When the police tape still waved wildly all about Bondi, the imperative of community, faith-based and cultural solidarity was laudably championed by faith leaders. It was a message of compassion and acceptance – of unifying rather than splitting apart in a time of targeted violence.
In keeping with the symbolism of Hanukah (light amid darkness), there was so much fitting evocation of the need for hope.
Togetherness, hope and compassion was the message of faith.
‘Our public places may not look exactly as they did again.’
And yet elements of the political landscape responded so nauseatingly quickly with fragmentation, finger-pointing and recrimination.
Some elected officials gravitated straight for the pessimism, using tragedy as a calculating chance to challenge Australia’s immigration policies.
Witness the harmful rhetoric of division from longstanding agitators of societal discord, capitalizing on the massacre before the site was even cold. Then consider the statements of leadership aspirants while the probe was ongoing.
Government has a daunting task to do when it comes to bringing together a nation that is mourning and scared and looking for the hope and, importantly, answers to so many questions.
Like why, when the official terror alert was assessed as likely, did such a large open-air Hanukah event go ahead with such a grossly insufficient protection? Like how could the accused attackers have multiple firearms in the residence when the domestic intelligence organisation has so publicly and consistently warned of the threat of antisemitic violence?
How quickly we were subjected to that tired line (or iterations of it) that it’s people not guns that kill. Of course, both things are true. It’s possible to at the same time pursue new ways to prevent hate-fuelled violence and keep guns away from its possible perpetrators.

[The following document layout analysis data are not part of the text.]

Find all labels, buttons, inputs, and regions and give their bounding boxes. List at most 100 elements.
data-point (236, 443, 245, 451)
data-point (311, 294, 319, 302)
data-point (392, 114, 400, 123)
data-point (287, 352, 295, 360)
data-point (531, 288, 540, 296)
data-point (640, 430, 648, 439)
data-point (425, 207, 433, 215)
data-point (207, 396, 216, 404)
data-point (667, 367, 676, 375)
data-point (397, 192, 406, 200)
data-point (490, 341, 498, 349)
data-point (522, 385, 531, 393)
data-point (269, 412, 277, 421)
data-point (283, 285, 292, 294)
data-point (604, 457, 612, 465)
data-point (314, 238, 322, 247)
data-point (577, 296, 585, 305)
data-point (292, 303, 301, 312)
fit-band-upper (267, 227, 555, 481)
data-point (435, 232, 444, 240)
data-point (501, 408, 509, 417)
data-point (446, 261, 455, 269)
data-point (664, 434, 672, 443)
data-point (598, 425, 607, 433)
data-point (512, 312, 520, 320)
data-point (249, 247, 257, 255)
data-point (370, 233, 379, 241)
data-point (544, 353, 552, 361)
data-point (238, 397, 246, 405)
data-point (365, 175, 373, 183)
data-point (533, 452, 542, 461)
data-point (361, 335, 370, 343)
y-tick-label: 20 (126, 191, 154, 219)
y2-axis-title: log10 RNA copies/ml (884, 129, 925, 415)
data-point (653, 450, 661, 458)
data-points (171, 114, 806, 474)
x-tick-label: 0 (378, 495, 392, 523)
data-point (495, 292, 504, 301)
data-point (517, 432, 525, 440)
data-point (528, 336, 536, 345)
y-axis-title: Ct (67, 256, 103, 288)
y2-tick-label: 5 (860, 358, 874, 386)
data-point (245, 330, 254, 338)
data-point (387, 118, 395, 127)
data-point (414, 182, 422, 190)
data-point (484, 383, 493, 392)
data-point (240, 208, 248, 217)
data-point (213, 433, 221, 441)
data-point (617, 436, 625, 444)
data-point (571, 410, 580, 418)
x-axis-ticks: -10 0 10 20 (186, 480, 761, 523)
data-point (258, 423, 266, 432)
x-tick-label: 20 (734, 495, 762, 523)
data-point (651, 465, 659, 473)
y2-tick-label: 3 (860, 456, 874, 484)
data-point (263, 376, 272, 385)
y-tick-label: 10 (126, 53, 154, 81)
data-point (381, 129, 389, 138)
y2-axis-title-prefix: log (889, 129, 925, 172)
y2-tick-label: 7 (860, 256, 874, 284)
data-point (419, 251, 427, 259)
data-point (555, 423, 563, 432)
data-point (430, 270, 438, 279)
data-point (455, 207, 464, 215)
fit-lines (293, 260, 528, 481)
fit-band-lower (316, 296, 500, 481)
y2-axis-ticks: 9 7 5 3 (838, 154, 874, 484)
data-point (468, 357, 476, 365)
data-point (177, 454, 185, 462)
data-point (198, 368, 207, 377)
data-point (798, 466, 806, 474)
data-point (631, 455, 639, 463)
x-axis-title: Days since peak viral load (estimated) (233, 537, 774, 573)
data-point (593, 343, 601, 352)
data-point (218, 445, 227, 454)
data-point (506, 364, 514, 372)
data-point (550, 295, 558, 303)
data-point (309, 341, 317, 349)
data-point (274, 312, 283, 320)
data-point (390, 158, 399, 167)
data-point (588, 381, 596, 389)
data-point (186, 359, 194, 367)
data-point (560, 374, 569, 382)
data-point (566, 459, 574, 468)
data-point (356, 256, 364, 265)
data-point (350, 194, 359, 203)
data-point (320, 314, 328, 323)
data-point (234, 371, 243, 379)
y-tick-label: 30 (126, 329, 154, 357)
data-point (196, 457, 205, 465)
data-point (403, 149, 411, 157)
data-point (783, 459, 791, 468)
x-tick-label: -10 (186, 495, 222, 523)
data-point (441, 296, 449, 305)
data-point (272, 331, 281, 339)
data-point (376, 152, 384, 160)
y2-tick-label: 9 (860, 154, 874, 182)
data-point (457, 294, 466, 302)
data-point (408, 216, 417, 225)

In this metropolis of immense beauty, of clear blue heavens above sea and shore, the water and the coastline – our shared community spaces – may not look quite the same again to the multitude who’ve noted that iconic Bondi seems so jarringly out of place with last weekend’s obscene violence.
We long right now for comprehension and significance, for loved ones, and perhaps for the solace of aesthetics in art or nature.
This weekend many Australians are cancelling holiday gathering plans. Quiet contemplation will feel more appropriate.
But this is perhaps somewhat counterintuitive. For in these days of fear, anger, melancholy, bewilderment and grief we require each other more than ever.
The reassurance of togetherness – the binding force of the unity in the very word – is what we likely need most.
But tragically, all of the indicators are that unity in public life and the community will be hard to find this long, enervating summer.